I think that this is everything that i do like i said i am not sure as this is all in my head. If the plants demand more that i give more this is just something to go by. I usually do not swap in clean water feedings at all over the fert program. I just use the jug then its gone. Now if i start to see over feeding or lockouts ill flush.
But if i keep my water on point i never usually see a lock out or toxicity.
Hope this helps

EDIT: thanks Sir c!! :pimp:
 
Hope it helps bud, wouldn't want to see those buku's parish! I've got a Lung load of Good Karma heading your way!
 
:smokebuds: Very true Brother!
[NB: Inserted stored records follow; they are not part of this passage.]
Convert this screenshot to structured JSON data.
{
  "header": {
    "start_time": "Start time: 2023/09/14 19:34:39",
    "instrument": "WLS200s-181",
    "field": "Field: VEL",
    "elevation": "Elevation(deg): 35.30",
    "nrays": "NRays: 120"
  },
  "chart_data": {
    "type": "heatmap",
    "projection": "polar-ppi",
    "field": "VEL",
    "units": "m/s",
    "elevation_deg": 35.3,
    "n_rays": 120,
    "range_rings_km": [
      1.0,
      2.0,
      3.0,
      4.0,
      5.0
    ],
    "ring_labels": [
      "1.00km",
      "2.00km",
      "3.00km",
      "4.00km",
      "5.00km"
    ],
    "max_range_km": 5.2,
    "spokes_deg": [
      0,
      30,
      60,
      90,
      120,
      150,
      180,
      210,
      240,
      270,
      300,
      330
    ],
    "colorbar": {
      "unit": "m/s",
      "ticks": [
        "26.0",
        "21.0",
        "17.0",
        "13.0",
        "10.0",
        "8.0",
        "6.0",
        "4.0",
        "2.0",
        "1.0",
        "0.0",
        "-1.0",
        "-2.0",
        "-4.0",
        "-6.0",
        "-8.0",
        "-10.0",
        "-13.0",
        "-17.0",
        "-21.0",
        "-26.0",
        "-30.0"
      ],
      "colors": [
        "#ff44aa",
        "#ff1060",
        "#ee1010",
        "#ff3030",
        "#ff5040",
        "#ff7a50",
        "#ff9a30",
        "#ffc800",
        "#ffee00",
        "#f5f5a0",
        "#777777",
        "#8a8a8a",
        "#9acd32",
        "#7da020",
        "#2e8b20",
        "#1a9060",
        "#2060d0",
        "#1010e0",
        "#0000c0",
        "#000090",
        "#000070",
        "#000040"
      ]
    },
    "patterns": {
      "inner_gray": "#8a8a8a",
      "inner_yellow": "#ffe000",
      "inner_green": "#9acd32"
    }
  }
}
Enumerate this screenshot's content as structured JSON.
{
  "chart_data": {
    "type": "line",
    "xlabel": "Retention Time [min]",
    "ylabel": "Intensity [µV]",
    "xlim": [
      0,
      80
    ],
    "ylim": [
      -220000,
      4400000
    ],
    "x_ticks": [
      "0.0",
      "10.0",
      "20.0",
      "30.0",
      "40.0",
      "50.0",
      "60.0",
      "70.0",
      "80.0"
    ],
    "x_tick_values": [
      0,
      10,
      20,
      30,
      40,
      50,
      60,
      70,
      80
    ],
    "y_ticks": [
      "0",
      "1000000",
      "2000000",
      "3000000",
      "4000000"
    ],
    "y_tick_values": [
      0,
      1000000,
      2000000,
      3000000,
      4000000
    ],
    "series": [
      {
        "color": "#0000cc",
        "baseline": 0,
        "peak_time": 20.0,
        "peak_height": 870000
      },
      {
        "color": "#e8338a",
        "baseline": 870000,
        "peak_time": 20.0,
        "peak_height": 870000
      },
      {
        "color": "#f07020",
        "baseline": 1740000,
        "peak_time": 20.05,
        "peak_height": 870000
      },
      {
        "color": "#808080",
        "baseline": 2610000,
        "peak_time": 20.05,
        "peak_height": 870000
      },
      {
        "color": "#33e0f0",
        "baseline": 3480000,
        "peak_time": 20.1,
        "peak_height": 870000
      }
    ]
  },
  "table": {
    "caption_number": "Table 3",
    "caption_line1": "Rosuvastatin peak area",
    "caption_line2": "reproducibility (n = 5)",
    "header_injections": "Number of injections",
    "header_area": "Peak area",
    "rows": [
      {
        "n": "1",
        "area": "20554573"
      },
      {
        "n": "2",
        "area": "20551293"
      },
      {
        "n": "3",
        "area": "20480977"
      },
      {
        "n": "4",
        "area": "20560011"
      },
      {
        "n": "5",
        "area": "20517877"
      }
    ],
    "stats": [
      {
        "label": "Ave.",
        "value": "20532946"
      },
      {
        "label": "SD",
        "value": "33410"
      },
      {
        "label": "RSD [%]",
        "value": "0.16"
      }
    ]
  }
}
Very True! Well, when I put them to bed at 4pm they seemed just fine. I didn't see anything spread so far. I'm going to get a hygrometer tonight hopefully. Both plants have pistils now so sweet! Only 4 days into flowering and they showed pistils!
 
Some updated pictures of the Burmese will be posted after 4am this morning. The Buku 1 is doing very very well. The BuKu2 got most of the damage of waiting a bit too long to feed... See you all in a few hours!